As you have rightly suggested in your editorial, "China's renewed interest in India" (January 15) let the two countries meet on common ground instead of continuing to lick the wounds of the past. Tackling international terrorism, and the problems faced by developing countries due to some of the restrictive clauses imposed by WTO in international trade are indeed matters of common and immediate concern. It is hoped that drug trafficking which goes hand-in-hand with terrorism will also be tackled by the synergistic joint efforts. Given mutual trust and goodwill the lingering border disputes could also be settled amicably.

“Dumping of cheap Chinese goods” is raising the hackles of Indian industry. It is hoped that once China actually enters the WTO this problem will get minimised if not fully resolved. Herein lies a conundrum. Dumping implies selling below costs. Communist China never had a sophisticated cost accounting system, like the one we are having in India, which tells them what the actual costs are — including reasonable overheads in production, quality assurance, marketing, administration etc.
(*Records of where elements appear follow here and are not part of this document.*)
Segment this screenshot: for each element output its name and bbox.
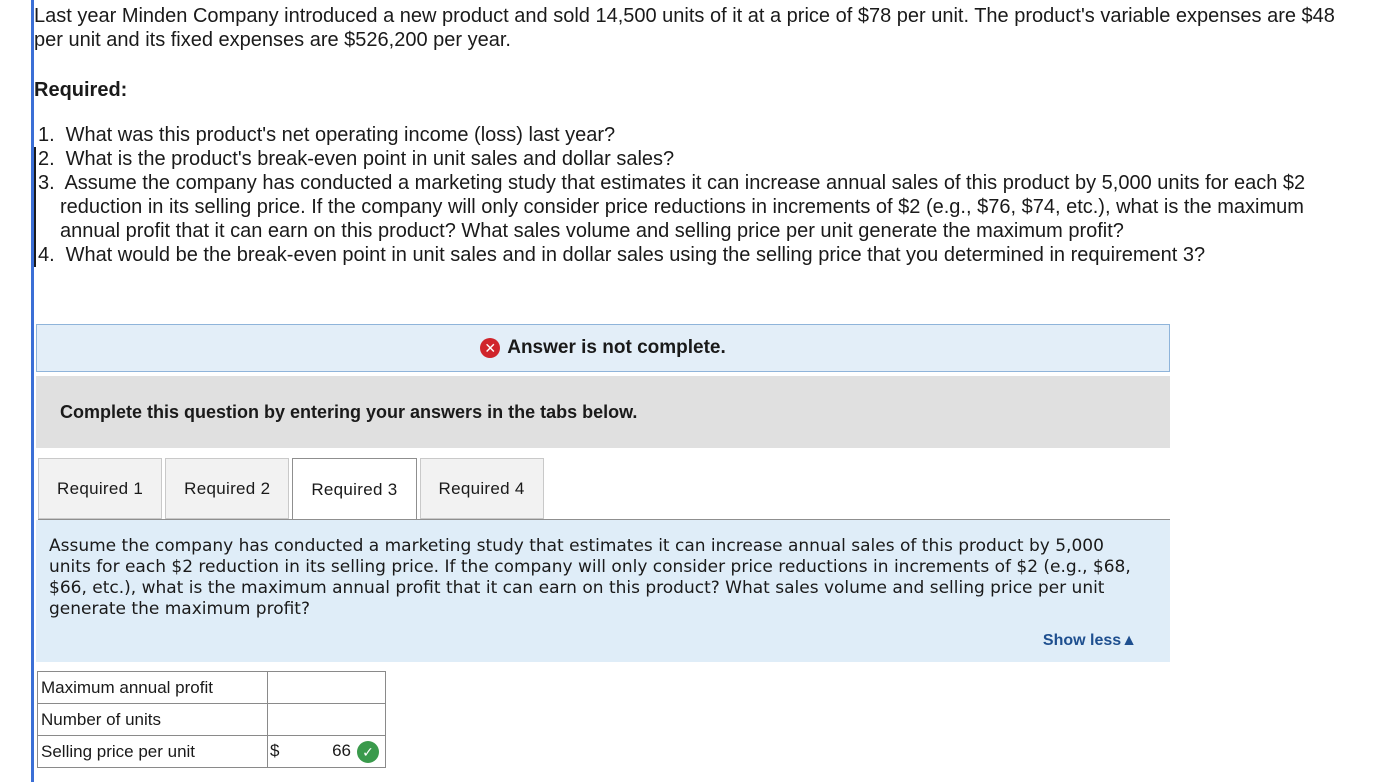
check-icon: ✓ bbox=[357, 741, 379, 763]
instruction-text: Complete this question by entering your … bbox=[60, 401, 638, 422]
question-text: Assume the company has conducted a marke… bbox=[49, 536, 1131, 619]
requirement-text: What was this product's net operating in… bbox=[65, 124, 616, 146]
intro-text: Last year Minden Company introduced a ne… bbox=[34, 5, 1335, 51]
selling-price-input[interactable]: $ 66 ✓ bbox=[267, 735, 386, 768]
maximum-annual-profit-input[interactable] bbox=[267, 671, 386, 704]
requirement-number: 4. bbox=[38, 244, 55, 266]
tab-required-2[interactable]: Required 2 bbox=[165, 458, 290, 519]
requirement-item: 4. What would be the break-even point in… bbox=[34, 243, 1334, 267]
show-less-link[interactable]: Show less▲ bbox=[1043, 632, 1137, 650]
requirement-text: What is the product's break-even point i… bbox=[65, 148, 675, 170]
instruction-box: Complete this question by entering your … bbox=[36, 376, 1170, 448]
requirement-number: 2. bbox=[38, 148, 55, 170]
row-label: Maximum annual profit bbox=[37, 671, 268, 704]
tab-bar: Required 1 Required 2 Required 3 Require… bbox=[38, 458, 547, 521]
requirements-list: 1. What was this product's net operating… bbox=[34, 123, 1334, 267]
left-border-rule bbox=[31, 0, 34, 782]
x-icon: ✕ bbox=[480, 338, 501, 358]
tab-required-1[interactable]: Required 1 bbox=[38, 458, 163, 519]
required-heading: Required: bbox=[34, 79, 128, 101]
answer-status-banner: ✕ Answer is not complete. bbox=[36, 324, 1170, 372]
cell-value: 66 bbox=[332, 741, 351, 760]
tab-required-3[interactable]: Required 3 bbox=[292, 458, 417, 521]
problem-intro: Last year Minden Company introduced a ne… bbox=[34, 4, 1364, 52]
table-row: Selling price per unit $ 66 ✓ bbox=[37, 735, 386, 768]
tab-required-4[interactable]: Required 4 bbox=[419, 458, 544, 519]
number-of-units-input[interactable] bbox=[267, 703, 386, 736]
table-row: Maximum annual profit bbox=[37, 671, 386, 704]
requirement-text: What would be the break-even point in un… bbox=[65, 244, 1206, 266]
table-row: Number of units bbox=[37, 703, 386, 736]
requirement-item: 2. What is the product's break-even poin… bbox=[34, 147, 1334, 171]
requirement-text: Assume the company has conducted a marke… bbox=[60, 172, 1306, 242]
currency-prefix: $ bbox=[270, 741, 280, 760]
row-label: Selling price per unit bbox=[37, 735, 268, 768]
answer-table: Maximum annual profit Number of units Se… bbox=[37, 671, 386, 768]
requirement-item: 3. Assume the company has conducted a ma… bbox=[34, 171, 1334, 243]
question-panel: Assume the company has conducted a marke… bbox=[36, 520, 1170, 662]
status-text: Answer is not complete. bbox=[507, 337, 726, 358]
requirement-item: 1. What was this product's net operating… bbox=[34, 123, 1334, 147]
requirement-number: 3. bbox=[38, 172, 55, 194]
requirement-number: 1. bbox=[38, 124, 55, 146]
row-label: Number of units bbox=[37, 703, 268, 736]
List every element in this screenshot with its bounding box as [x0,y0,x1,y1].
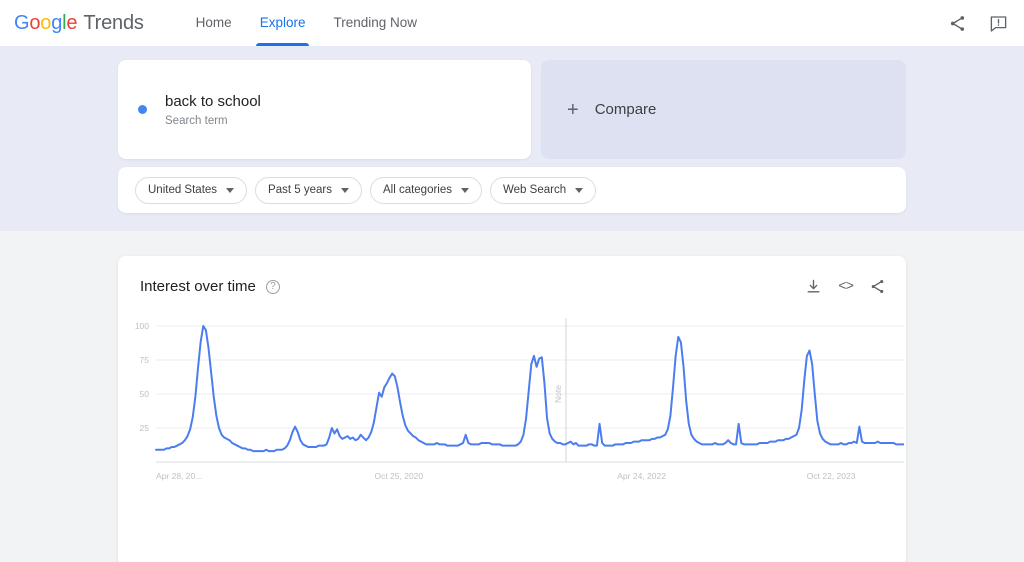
chart-plot-area: 100 75 50 25 Note Apr 28, 20... Oct 25, 2020 Ap… [118,318,906,508]
download-icon[interactable] [805,278,822,295]
filter-time-range[interactable]: Past 5 years [255,176,362,204]
filter-time-range-label: Past 5 years [268,184,332,196]
share-icon[interactable] [948,14,967,33]
results-band: Interest over time ? <> 100 75 50 25 Not… [0,231,1024,562]
x-axis-tick-label: Apr 24, 2022 [617,471,666,481]
interest-over-time-card: Interest over time ? <> 100 75 50 25 Not… [118,256,906,562]
header-actions [948,14,1008,33]
note-annotation-label: Note [553,385,563,403]
chevron-down-icon [340,187,349,193]
embed-icon[interactable]: <> [838,280,854,294]
logo-letter-e: e [66,11,78,34]
filter-search-type-label: Web Search [503,184,567,196]
y-axis-tick-label: 75 [140,355,150,365]
y-axis-tick-label: 50 [140,389,150,399]
filter-category-label: All categories [382,184,453,196]
compare-card[interactable]: + Compare [541,60,906,159]
chevron-down-icon [575,187,584,193]
logo-trends-word: Trends [83,11,144,34]
search-term-label: back to school [165,93,261,111]
plus-icon: + [567,98,579,121]
logo-letter-g: G [14,11,30,34]
filter-search-type[interactable]: Web Search [490,176,597,204]
google-trends-logo[interactable]: Google Trends [14,12,144,35]
nav-item-home[interactable]: Home [182,0,246,46]
x-axis-tick-label: Oct 25, 2020 [374,471,423,481]
chart-title: Interest over time [140,278,256,295]
trend-line [155,325,904,453]
chevron-down-icon [461,187,470,193]
feedback-icon[interactable] [989,14,1008,33]
nav-item-explore[interactable]: Explore [246,0,320,46]
x-axis-tick-label: Oct 22, 2023 [807,471,856,481]
main-nav: Home Explore Trending Now [182,0,431,46]
filter-location-label: United States [148,184,218,196]
logo-letter-o1: o [29,11,41,34]
app-header: Google Trends Home Explore Trending Now [0,0,1024,46]
search-term-card[interactable]: back to school Search term [118,60,531,159]
y-axis-tick-label: 25 [140,423,150,433]
share-icon[interactable] [869,278,886,295]
chart-header: Interest over time ? <> [140,278,886,295]
nav-item-trending-now[interactable]: Trending Now [319,0,431,46]
query-band: back to school Search term + Compare Uni… [0,46,1024,231]
series-color-dot [138,105,147,114]
help-icon[interactable]: ? [265,279,280,294]
logo-letter-o2: o [40,11,52,34]
interest-over-time-chart[interactable]: 100 75 50 25 Note Apr 28, 20... Oct 25, 2020 Ap… [118,318,904,508]
filter-category[interactable]: All categories [369,176,483,204]
filter-location[interactable]: United States [135,176,248,204]
chart-toolbar: <> [805,278,886,295]
compare-label: Compare [594,101,657,118]
search-term-type: Search term [165,114,228,127]
filters-bar: United States Past 5 years All categorie… [118,167,906,213]
search-term-block: back to school Search term [165,92,261,126]
x-axis-tick-label: Apr 28, 20... [156,471,202,481]
query-cards-row: back to school Search term + Compare [0,60,1024,159]
y-axis-tick-label: 100 [135,321,149,331]
logo-letter-g2: g [51,11,63,34]
chevron-down-icon [226,187,235,193]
All that may change soon as China is now a global player.

Kangayam R. Rangaswamy
Durham, USATop

 

The passport tangle

This has reference to your editorial “The passport tangle” (Jan 13), wherein you have rightly stated that the hardliner conglomerate called the Hurriyat stands for Kashmir’s accession to or merger with Pakistan, and that it “treats the ongoing violence in the State as a religious one”, as well as “the unfinished part of the two-nation theory”.
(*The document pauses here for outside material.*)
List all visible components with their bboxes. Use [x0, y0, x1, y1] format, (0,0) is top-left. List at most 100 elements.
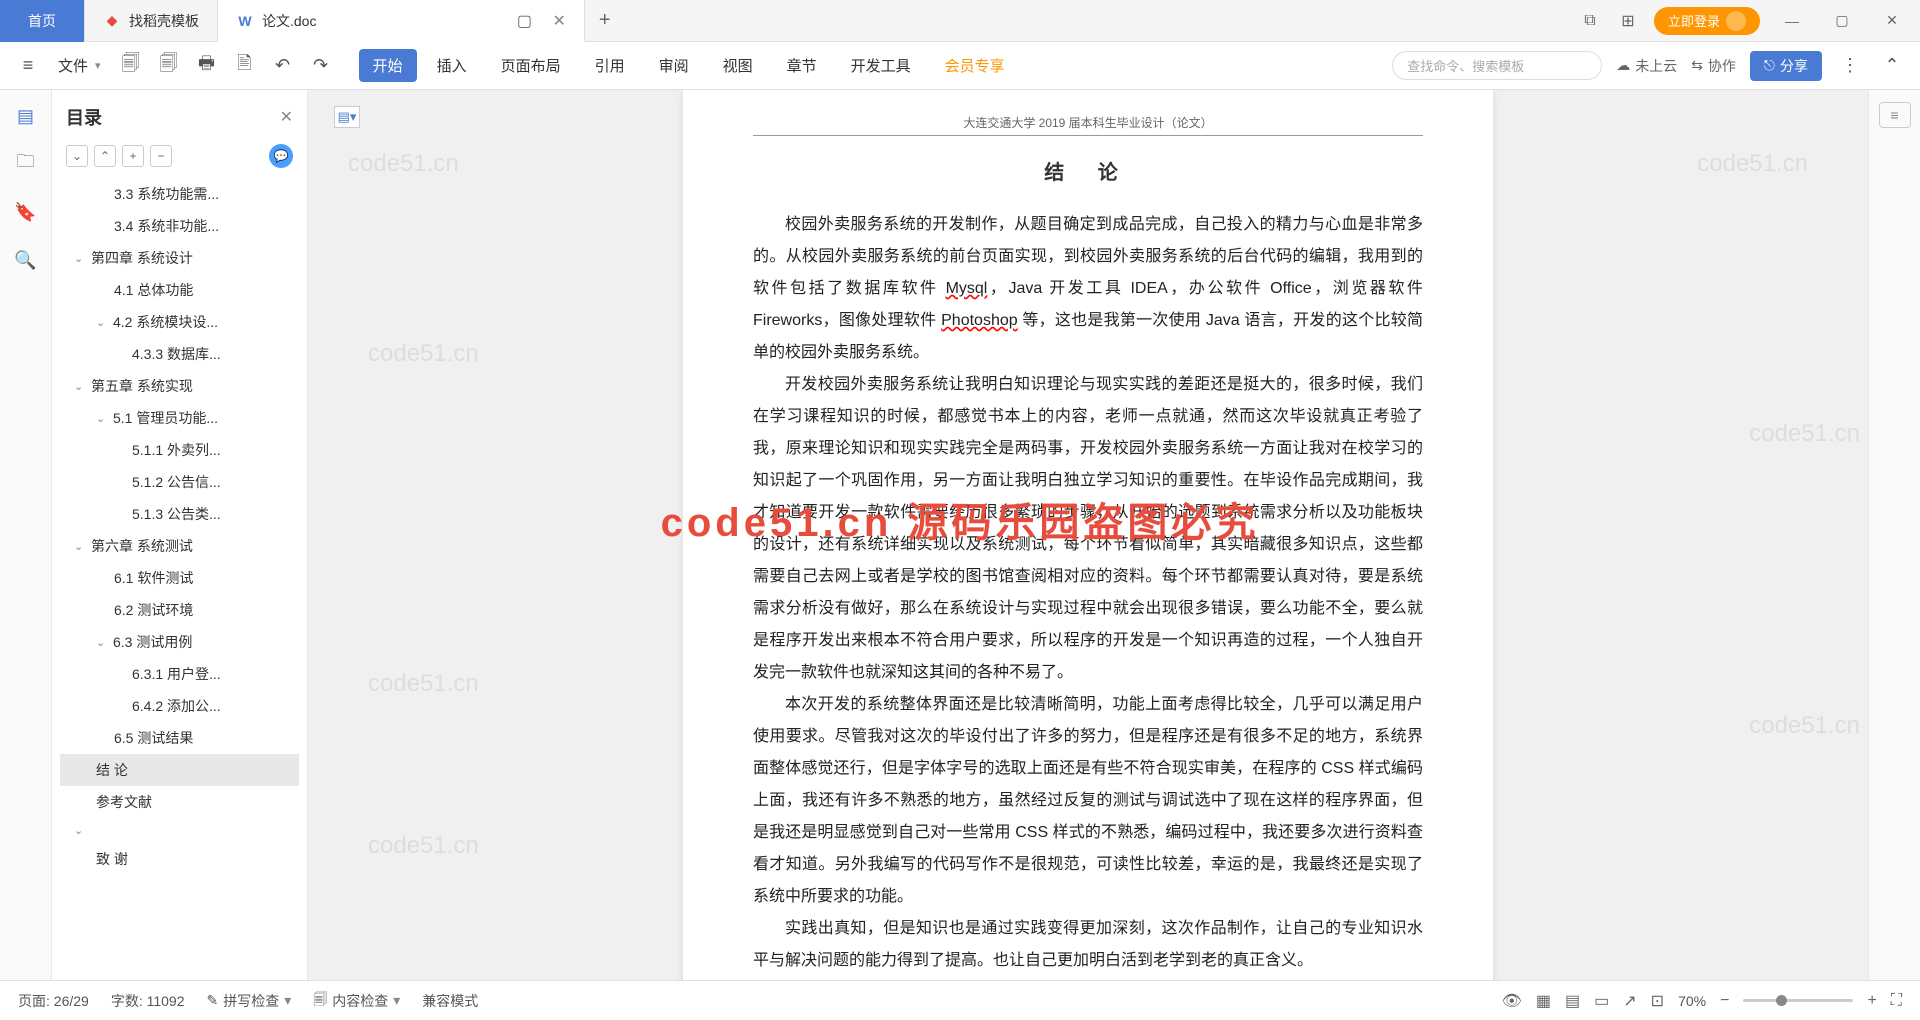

India’s firm and steadfast commitment to peace in the course of the long and grinding Kashmir problem has not deterred her even in the face of continued violence and cross-border terrorism. The Prime Minister and the Home Minister both have made it abundantly and repeatedly clear that there is no question of India agreeing to negotiations with Pakistan, so long as conducive atmosphere is not created by it by way of stoppage of cross-border violence.

Indeed, if ever there was a time in the history of our country to stand firm as a rock, it is here and now. There is no logic in the Hurriyat’s stand that passports be issued to all the five members selected by it. The Hurriyat Conference is not a representative body, and ipso facto, it cannot dictate terms to the Government of India. In fact, there is no point in allowing the Hurriyat hawks to visit Pakistan for talks with the perpetrators of violence.

Pakistan must be made to understand that if it wants to return to the society of civilised nations, it must abide by the Simla Agreement and the Lahore Declaration, and abjure all cross-border terrorism and intransigence. It must stop all interference in India’s internal affairs, including Kashmir. It must understand that Indo-Pak friendship is in its own interest.

Deepak Tandon
Panchkula

Malwa enclave

The Municipal Corporation, Patiala took development charges from the residents of Malwa Enclave, but is refusing civic amenities to them on the plea of shortage of funds. If it is really so and the authorities are sincere in the welfare of the people they can get the encroached public property vacated from the unauthorised encroachers and put the same to auction which will serve the twin purpose of the welfare of the masses as well as the financial upliftment of the corporation.